Everland (27 March 2014) by Rebecca Hunt
It's an Antarctic island that gives Everland its near-fantastical title, a frozen wasteland at the heart of two adventures taking place a hundred years apart. In 1913, three Navy men volunteer to explore the island and survey its unique wildlife. They are devious First Mate Napps, robust Millet-Bass and the meek (and evocatively named) Dinners. Reluctant to trust each other before the mission even begins, they are thrown into peril almost immediately. In 2013, their story has become the stuff of legend, immortalised in biographies and film. It's as a symbolic marking of the event's centenary that three new explorers are sent to study Everland: hardened researcher Decker, nervous scientist Brix, and their bitchy field assistant, Jess. Expecting their tasks to be manageable, they are shocked when Everland proves to be just as inhospitable as it was for their 1913 counterparts. As tempers fray and tensions rise, their situation starts to mirror that of their predecessors - sometimes in obvious ways, while other parallels are more surprising.

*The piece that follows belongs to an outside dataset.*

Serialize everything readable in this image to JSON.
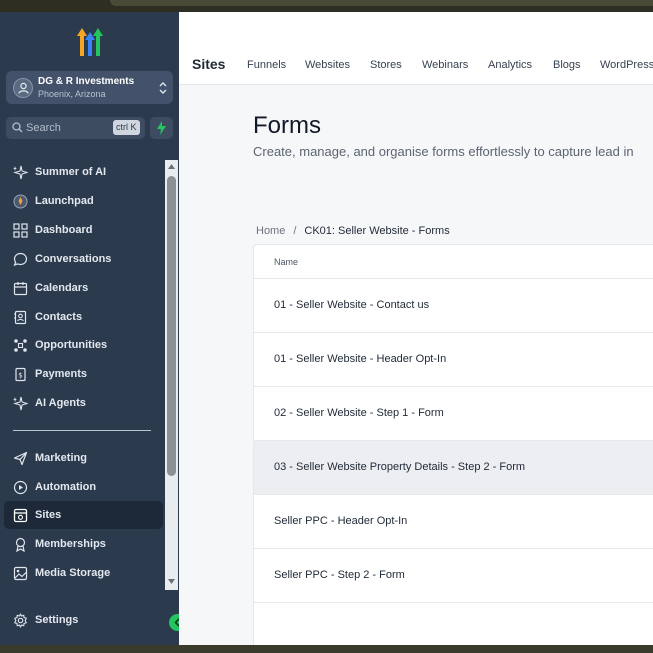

I got off to a bit of a slow start with Everland, which is hampered early on by its commitment to effectively portraying the unwelcoming nature of the Antarctic settings. The reality of these places, romantic-looking as they may be in photographs, is unbelievably bleak, harsh and lonely, and Hunt does a great job of conveying this to the reader - so great that it can be a bit dull to read about the repetitive nature of the teams' daily schedules. However, once I had warmed to the characters (which didn't happen immediately; rather, it developed slowly as they were given more to do) the pace of my reading quickened. By the time I was about two-thirds of the way through, I was so desperate to know the ending that I ended up staying awake until the early hours of the morning in order to finish reading the book.
Aside from the use of a dual-focused narrative, this book is very different from Hunt's first novel, Mr. Chartwell. Where many of the characters in Chartwell felt flimsy, here they are expertly fleshed out as the story unfolds, defying what you think you know about them - Jess in particular makes a perfect transition from what could be a one-dimensional antagonist to a much more rounded, human character. There is a supernatural undertone to Everland - the island has an eerie quality which seems to be more than just a figment of its residents' imaginations; certain strange events are never given a rational explanation. Don't expect this book to turn into a ghost story or a fantasy, though. I hoped for a while that it would exploit the naturally eerie location in the same way as Michelle Paver's excellent Dark Matter, but this is not the direction the narrative goes in.
In what is a much more accomplished piece of work than her debut, Hunt succeeds in making you care about these people and feel invested in their fate, as well as in crafting a wonderfully menacing setting. It's not perfect - it took a while for me to feel that the plot was compelling (although the final third is enormously so), I would have preferred more to have been made of the 'unexplained' aspects of both ventures (but that's a personal preference), and I also have a feeling the story may not end up being particularly memorable. However, it slowly coaxed me into fascination and ultimately kept me up all night, and that's got to deserve some kind of recognition.
I received an advance review copy of Everland from the publisher through NetGalley.